I’m first-generation Canadian. My parents fled Hungary during the revolution. My family has fought, lived, and died through wars not dissimilar to the ones unfolding right now. My children are growing up celebrating a heritage that spans continents, cultures, and languages. I’ve lived in Dubai for over 15 years. My world, personally and professionally, is built on relationships that cross every border currently in the news.
This isn’t abstract for me. It never has been.
My dinner table has held conversations in more languages and perspectives than most newsrooms represent. That’s not unusual here. That’s Tuesday.
It is exactly why I can’t stay quiet about this, even though I know it’s uncomfortable.

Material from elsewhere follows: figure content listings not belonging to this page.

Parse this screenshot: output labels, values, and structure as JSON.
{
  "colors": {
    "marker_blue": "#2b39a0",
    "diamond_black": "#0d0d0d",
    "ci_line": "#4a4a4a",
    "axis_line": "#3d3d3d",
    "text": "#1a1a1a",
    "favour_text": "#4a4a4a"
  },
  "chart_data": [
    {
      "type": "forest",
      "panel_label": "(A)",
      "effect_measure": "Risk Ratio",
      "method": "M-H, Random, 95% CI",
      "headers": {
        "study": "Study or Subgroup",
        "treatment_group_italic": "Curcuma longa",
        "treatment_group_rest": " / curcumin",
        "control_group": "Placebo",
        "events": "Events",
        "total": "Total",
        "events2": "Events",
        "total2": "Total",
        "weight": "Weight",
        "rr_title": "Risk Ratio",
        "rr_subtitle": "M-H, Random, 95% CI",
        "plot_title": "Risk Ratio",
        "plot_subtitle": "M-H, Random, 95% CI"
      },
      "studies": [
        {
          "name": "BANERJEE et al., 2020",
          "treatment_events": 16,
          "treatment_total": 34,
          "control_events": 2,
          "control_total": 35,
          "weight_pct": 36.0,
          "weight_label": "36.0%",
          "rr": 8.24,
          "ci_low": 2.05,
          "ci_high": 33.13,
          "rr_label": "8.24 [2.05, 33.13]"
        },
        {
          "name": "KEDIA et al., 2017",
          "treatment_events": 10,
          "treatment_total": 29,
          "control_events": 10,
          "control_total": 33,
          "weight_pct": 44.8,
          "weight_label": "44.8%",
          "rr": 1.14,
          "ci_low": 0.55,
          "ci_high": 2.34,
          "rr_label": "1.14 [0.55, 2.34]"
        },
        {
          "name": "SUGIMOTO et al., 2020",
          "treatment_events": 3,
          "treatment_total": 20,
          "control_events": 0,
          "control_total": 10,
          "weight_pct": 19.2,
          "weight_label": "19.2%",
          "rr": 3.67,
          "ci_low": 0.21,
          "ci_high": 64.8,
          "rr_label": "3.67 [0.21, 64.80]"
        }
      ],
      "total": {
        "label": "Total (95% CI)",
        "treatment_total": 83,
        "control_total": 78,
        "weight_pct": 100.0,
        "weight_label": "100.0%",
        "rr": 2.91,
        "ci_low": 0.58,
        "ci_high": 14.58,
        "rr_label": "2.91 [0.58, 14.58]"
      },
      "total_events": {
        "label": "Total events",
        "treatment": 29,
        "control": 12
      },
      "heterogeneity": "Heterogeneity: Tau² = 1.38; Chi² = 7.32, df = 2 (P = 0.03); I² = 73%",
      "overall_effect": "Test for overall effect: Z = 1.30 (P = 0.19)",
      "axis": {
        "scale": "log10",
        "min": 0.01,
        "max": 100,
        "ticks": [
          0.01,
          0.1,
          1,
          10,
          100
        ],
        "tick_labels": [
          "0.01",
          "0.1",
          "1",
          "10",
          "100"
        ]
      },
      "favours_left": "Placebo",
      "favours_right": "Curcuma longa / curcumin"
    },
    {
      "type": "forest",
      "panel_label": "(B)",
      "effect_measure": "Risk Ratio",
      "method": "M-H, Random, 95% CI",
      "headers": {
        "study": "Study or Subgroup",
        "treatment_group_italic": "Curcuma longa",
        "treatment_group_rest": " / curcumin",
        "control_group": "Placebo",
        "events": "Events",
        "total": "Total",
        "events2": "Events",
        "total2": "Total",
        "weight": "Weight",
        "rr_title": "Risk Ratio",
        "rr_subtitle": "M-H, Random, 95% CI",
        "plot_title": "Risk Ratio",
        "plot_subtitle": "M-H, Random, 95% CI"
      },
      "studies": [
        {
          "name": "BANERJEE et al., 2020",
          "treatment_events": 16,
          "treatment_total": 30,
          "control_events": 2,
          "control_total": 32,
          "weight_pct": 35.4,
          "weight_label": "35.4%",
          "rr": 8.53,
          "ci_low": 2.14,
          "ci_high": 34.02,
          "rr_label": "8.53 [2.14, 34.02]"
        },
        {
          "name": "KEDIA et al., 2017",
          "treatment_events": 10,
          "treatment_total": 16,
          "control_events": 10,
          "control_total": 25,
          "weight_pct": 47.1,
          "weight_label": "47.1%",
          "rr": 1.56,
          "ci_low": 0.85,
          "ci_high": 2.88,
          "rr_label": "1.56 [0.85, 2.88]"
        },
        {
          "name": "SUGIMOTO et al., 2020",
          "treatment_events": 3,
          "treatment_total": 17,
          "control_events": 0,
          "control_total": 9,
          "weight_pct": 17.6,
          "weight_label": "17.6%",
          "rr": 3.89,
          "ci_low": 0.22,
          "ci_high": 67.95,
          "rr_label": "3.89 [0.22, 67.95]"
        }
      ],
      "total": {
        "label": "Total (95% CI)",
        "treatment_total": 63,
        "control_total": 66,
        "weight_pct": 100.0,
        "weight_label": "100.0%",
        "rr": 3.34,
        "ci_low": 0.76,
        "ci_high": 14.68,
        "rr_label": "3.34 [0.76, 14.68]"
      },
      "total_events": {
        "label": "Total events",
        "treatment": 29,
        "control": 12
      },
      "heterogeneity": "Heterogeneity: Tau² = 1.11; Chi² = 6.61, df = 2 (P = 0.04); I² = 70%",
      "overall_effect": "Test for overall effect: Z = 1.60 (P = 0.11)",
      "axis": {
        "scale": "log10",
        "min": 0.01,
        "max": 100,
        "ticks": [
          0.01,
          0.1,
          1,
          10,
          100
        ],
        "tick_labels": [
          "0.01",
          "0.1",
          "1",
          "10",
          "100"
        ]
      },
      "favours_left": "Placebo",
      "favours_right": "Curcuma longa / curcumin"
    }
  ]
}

Every time someone I respect shares something reckless, something unverified, something that reduces an entire population to a political caricature, it doesn’t just pollute a feed. It chips away at the trust between real people. People who sit next to each other at school drop-off. People who work together. People who, until that post, didn’t feel the need to wonder where they stood with each other.
Words have consequences. Online and off. In wartime and in peace.
That is something every single one of us has the power, and the responsibility, to remember.
Andrea Antal is a strategic communications consultant and copywriter based in Dubai, with over 25 years of experience helping businesses and leaders communicate with clarity, credibility, and conscience.